Intermittent Management API Timeouts for Apps Hosted in AWS

Last Updated: Nov 11, 2024

Overview

Random timeouts were experienced when calling the Auth0 Management API from an application or API hosted in AWS. The typical manifestation is:

My Java/Python/Golang application is receiving intermittent connection-reset errors while talking to the Auth0 Management API

Example errors:

> 
HTTPSConnectionPool(host='domain.auth0.com', port=443): Read timed out. (read timeout=5.0)
> 
I/O error on POST request for "https://domain.auth0.com/api/v2/endpoint": domain.auth0.com:443 failed to respond; nested exception is org.apache.http.NoHttpResponseException: domain.auth0.com:443 failed to respond
>
urllib3.exceptions.ReadTimeoutError: HTTPSConnectionPool(host='domain.auth0.com', port=443): Read timed out. (read timeout=5.0)
>
read tcp 10.3.44.61:53066->104.16.82.103:443: read: connection reset by peer
>

Applies To

  • Management API
  • AWS
  • Apps Hosted in AWS

Cause

The root cause has been identified as unexpected timeout behavior from the AWS NAT gateway.
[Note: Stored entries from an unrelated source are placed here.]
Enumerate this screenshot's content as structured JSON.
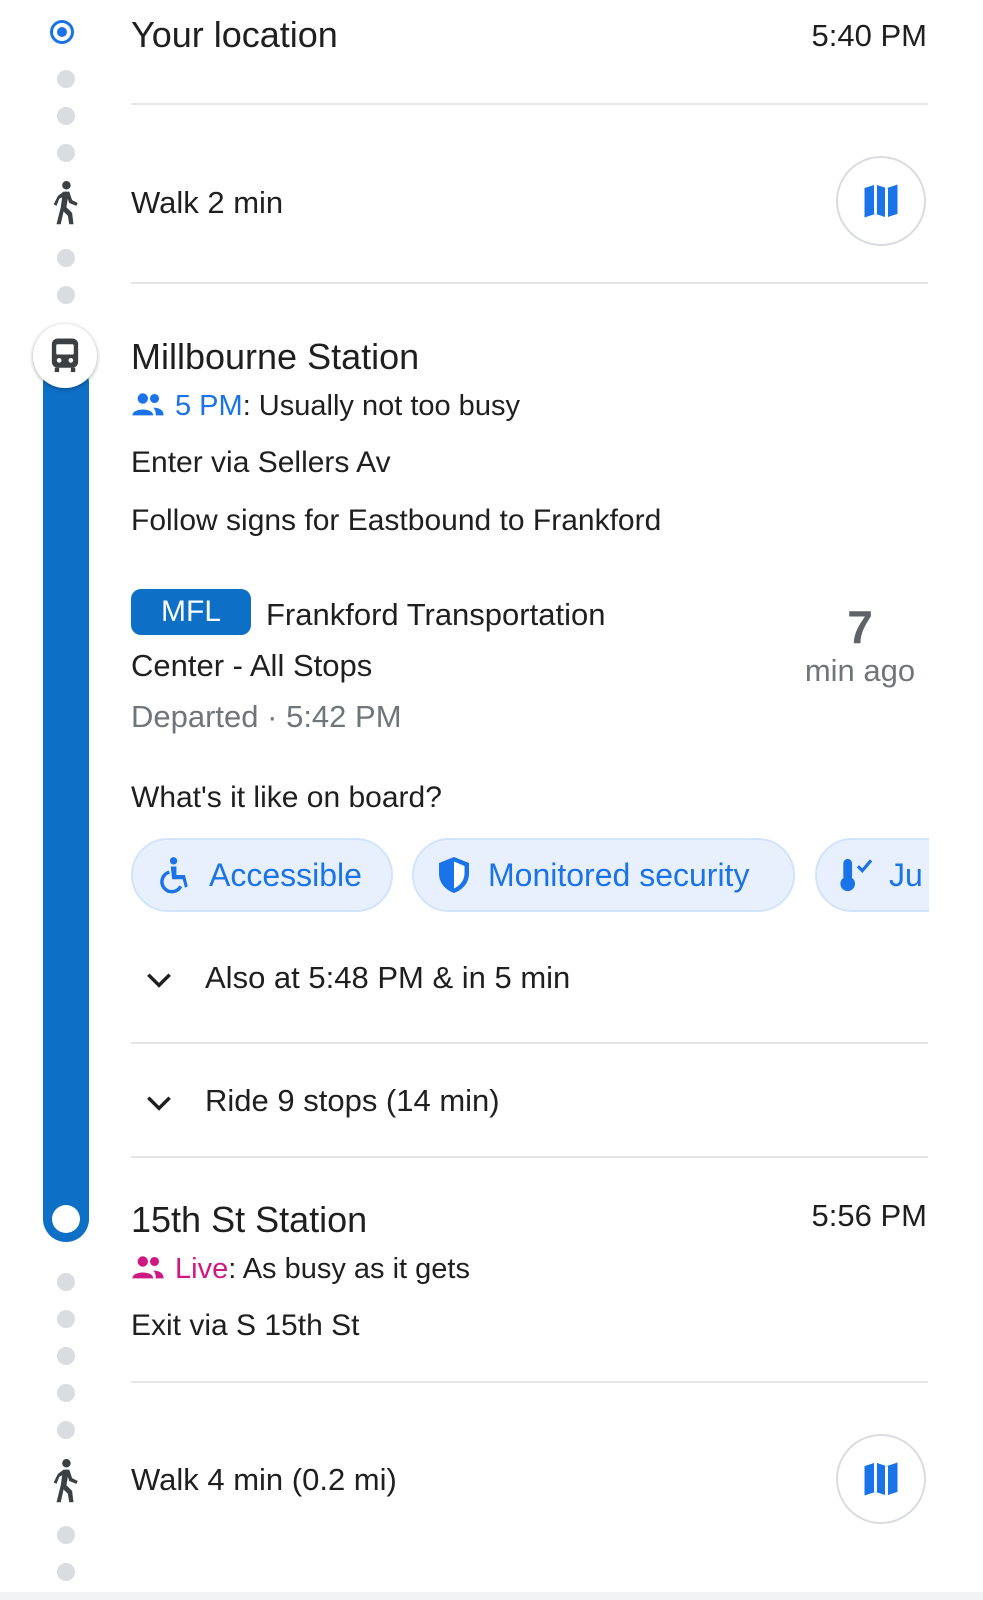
{
  "origin": {
    "label": "Your location",
    "time": "5:40 PM"
  },
  "walk1": {
    "label": "Walk 2 min"
  },
  "board_station": {
    "name": "Millbourne Station",
    "busy_time": "5 PM",
    "busy_text": ": Usually not too busy",
    "enter": "Enter via Sellers Av",
    "follow": "Follow signs for Eastbound to Frankford"
  },
  "route": {
    "badge": "MFL",
    "badge_color": "#0e6fc6",
    "headsign_line1": "Frankford Transportation",
    "headsign_line2": "Center - All Stops",
    "status": "Departed · 5:42 PM",
    "ago_value": "7",
    "ago_unit": "min ago"
  },
  "onboard": {
    "question": "What's it like on board?",
    "chips": [
      {
        "label": "Accessible",
        "icon": "wheelchair-icon"
      },
      {
        "label": "Monitored security",
        "icon": "shield-icon"
      },
      {
        "label": "Ju",
        "icon": "thermometer-check-icon"
      }
    ]
  },
  "also_at": "Also at 5:48 PM & in 5 min",
  "ride": "Ride 9 stops (14 min)",
  "alight_station": {
    "name": "15th St Station",
    "time": "5:56 PM",
    "live_label": "Live",
    "live_text": ": As busy as it gets",
    "exit": "Exit via S 15th St"
  },
  "walk2": {
    "label": "Walk 4 min (0.2 mi)"
  },
  "colors": {
    "accent": "#1a73e8",
    "line": "#0e6fc6",
    "live": "#d01884"
  }
}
Specifically, the NAT gateway will timeout any idle connections after 350 seconds; if a client later attempts to reuse that connection, the NAT gateway will respond with a TCP RST, confusing the client application. The AWS documentation explicitly states:

“When a connection times out, a NAT gateway returns an RST packet to any resources behind the NAT gateway that attempt to continue the connection (it does not send a FIN packet).”

Before migrating to new network edge, the prior architecture, the corresponding AWS NLB implemented a 350-second timeout, but with friendlier behavior that most applications could handle gracefully.

The customers’ new edge implements a similar timeout after 400 seconds. This longer timeout period will not issue any keep alive traffic to preserve the connection until after the timeout in the NAT gateway has already expired. Thus, if the client application has not sent any traffic or keep alive segments to an Auth0 endpoint within this 350-second window, the NAT gateway will silently sever that connection, which leads to the timeout errors that are being seen.

Solution

There are two possible solutions to prevent these timeout errors:

  • At the application level, shortening TCP keepalive timeout < 350 seconds via socket options.
  • At the OS level, shortening TCP keepalive timeout < 350 seconds. For typical Linux hosts, including EC2 instances, this can typically be done by setting net.ipv4.tcp_keepalive_time to < 350 seconds in their host sysctl configuration.